3 Primary Causes of Extinction
Species extinction has many causes, but in modern times, human activity has accelerated the factors that lead to mass extinctions of different species.
- 1. Habitat loss: Habitat destruction is often accelerated by deforestation when humans clear land for agricultural purposes such as cattle ranching or palm oil plantations.
- 2. Invasive species: Many plant species meet their end when invasive species overrun their native habitat. A twentieth-century example is Dutch Elm Disease—a fungus that wiped out the Dutch Elm trees of the Eastern United States.

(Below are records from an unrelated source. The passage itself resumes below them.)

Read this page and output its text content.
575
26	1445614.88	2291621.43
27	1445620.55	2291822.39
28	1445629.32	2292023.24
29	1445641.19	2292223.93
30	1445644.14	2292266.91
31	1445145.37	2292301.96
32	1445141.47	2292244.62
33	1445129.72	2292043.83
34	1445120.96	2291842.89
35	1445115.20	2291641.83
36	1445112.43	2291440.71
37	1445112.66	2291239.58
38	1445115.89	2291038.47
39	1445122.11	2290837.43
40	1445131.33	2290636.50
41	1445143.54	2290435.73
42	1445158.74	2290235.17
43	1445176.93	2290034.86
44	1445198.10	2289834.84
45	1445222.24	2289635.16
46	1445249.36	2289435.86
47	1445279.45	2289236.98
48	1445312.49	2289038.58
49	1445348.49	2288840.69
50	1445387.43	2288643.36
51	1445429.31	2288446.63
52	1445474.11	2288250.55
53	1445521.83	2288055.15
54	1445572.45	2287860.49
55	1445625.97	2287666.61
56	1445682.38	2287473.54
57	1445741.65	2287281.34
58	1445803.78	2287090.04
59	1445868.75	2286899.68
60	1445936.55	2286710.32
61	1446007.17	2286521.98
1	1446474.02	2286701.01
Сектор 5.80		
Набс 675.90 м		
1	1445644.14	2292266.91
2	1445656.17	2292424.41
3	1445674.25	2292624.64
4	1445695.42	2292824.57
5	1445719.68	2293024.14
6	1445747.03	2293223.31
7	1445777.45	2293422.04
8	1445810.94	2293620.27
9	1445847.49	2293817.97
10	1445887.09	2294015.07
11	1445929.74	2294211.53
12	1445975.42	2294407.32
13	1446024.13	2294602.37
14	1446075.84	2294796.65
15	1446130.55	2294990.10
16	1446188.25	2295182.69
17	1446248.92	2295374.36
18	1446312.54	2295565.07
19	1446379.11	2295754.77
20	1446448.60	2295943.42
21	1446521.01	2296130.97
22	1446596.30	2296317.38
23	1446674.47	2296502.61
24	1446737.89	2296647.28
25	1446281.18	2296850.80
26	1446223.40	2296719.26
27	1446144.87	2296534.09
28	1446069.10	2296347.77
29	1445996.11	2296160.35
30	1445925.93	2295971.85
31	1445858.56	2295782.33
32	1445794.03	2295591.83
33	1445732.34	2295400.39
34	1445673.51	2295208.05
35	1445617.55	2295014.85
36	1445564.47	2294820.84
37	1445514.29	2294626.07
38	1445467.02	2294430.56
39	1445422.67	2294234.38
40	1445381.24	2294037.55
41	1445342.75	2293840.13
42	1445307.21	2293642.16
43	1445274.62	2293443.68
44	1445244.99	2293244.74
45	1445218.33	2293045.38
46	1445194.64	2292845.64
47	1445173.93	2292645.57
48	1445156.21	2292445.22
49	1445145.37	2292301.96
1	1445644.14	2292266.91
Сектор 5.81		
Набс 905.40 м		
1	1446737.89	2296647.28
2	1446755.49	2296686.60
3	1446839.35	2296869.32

In this case, the disease only led to a local extinction; Dutch elm trees do exist in other regions of the earth and have even since reemerged in the eastern US. Invasive species may travel long distances when humans transport non-native plants and produce.
- 3. Climate change: As global temperatures rise and oceans absorb more carbon dioxide, many species can no longer survive in their natural habitats. Some migrate in order to survive, while those that cannot face imminent extinction.
8 Examples of Extinct Species
Extinction is not new to the modern era. Species have gone extinct roughout all eras of life on Earth. Extinctions have killed off dinosaurs, woolly mammoths, saber-tooth cats, and dire wolves, and in more recent times, humans have observed extinctions of animals in all corners of the globe.
- 1. Dodo: In 1662, Dutch sailors exploring Mauritius in the Indian ocean were the last to confirm a sighting of a dodo, the fabled flightless bird, before it went extinct.
- 2. Great auk: Although less famous than the dodo, the great auk is also a large, flightless bird. Indigenous to the North Atlantic, the great auk was last seen off the coast of Scotland in 1844 by a group of sailors, who killed it.
- 3. Tasmanian tiger: Native to Tasmania, Australia, and New Guinea, the Tasmanian tiger resembled a cross between a tiger and an Australian canine called a dingo. The last Tasmanian tiger died in captivity in 1936.
- 4. Steller's sea cow: The Steller's sea cow was first observed by Europeans off the coast of Alaska in 1741. Within 27 years, seal hunters and fur traders hunted the sea cow to extinction.
- 5. Passenger pigeon: At one point, billions of passenger pigeons inhabited North America, but after prolonged hunting and deforestation, passenger pigeon populations dwindled. The last one died in captivity in 1914.
- 6. Western African black rhinoceros: Poached to extinction sometime between 2006 and 2011, the Western African black rhinoceros has close relatives that also face severe threats of extinction.
- 7. Pyrenean ibex: Native to the Pyrenees Mountains of the Iberian Peninsula, the Pyrenean ibex died off due to a mixture of poaching and invasive species. The last one is believed to have died in 2000.
- 8. Baiji white dolphin: The baiji white dolphin, (or Chinese river dolphin) is not yet grouped among extinct animals, although none of them have been seen since one was observed in the Yangtze River in 2002.